Will do, but now you mentioned you have the Stanley 3000 HID spotlight--how good do you find it to be ? I've read part of the long thread on it, but at some point I just gave up as there are many many pages. Many seemed to rave about it, but there's seem to be something wrong with the poor runtime. Is it that bad ? I'm interested but I'd need you input here, if that's ok.

Thanks


----------



## MattK (Jul 17, 2010)

Obviously i have some bias here but one should also consider parts/service when purchasing a product. 

If an L35 strains the budget you might consider an N30 or an Illuminator for less expensive options.

If you want something more compact the L30 is very bright & very compact.


----------



## Larbo (Jul 17, 2010)

If you want something to light up the yard with only 20-30 minutes of runtime the Stanley is tough to beat for only about $80. I have a Tactical HID 26 watt see https://www.candlepowerforums.com/threads/250869 thats a great light for $229, as far as the L35 if you can swing it get it, I have played with one and its awesome, mine should be here today or monday.

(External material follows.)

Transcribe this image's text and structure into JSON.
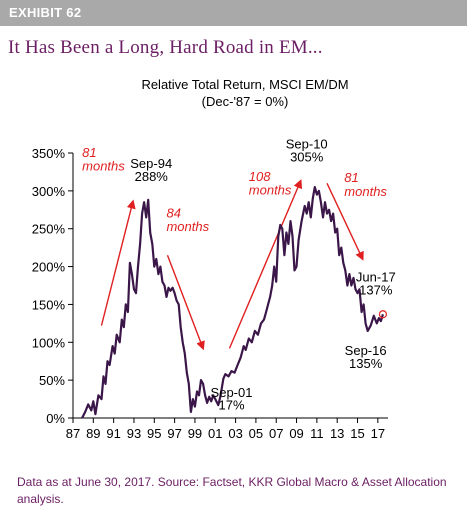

My L35 arrived today, someone turn off the sun!


----------



## linty (Jul 17, 2010)

I purchased one of those 35w china flashlights, seems to work well, the machining is nice all over. It does seem to self drain if you leave the battery in the flashlight, so I keep the battery apart until I need to use it. The two "names" that I know of that frequent the cpf forums are the brands Oracle and Tactical (I think), although they are pretty much the same light as the ones on ebay someone pointed out.


----------



## MattK (Jul 17, 2010)

Larbo said:


> If you want something to light up the yard with only 20-30 minutes of runtime the Stanley is tough to beat for only about $80. I have a Tactical HID 26 watt see https://www.candlepowerforums.com/threads/250869 thats a great light for $229, as far as the L35 if you can swing it get it, I have played with one and its awesome, mine should be here today or monday.
> 
> My L35 arrived today, someone turn off the sun!



Cmon, admit it. You've already used it in the darkest room in your house....bathroom??

Enjoy!


----------



## Larbo (Jul 17, 2010)

MattK said:


> Cmon, admit it. You've already used it in the darkest room in your house....bathroom??
> 
> Enjoy!



How did you know???

Awesome torch! Thanks.:thumbsup:


----------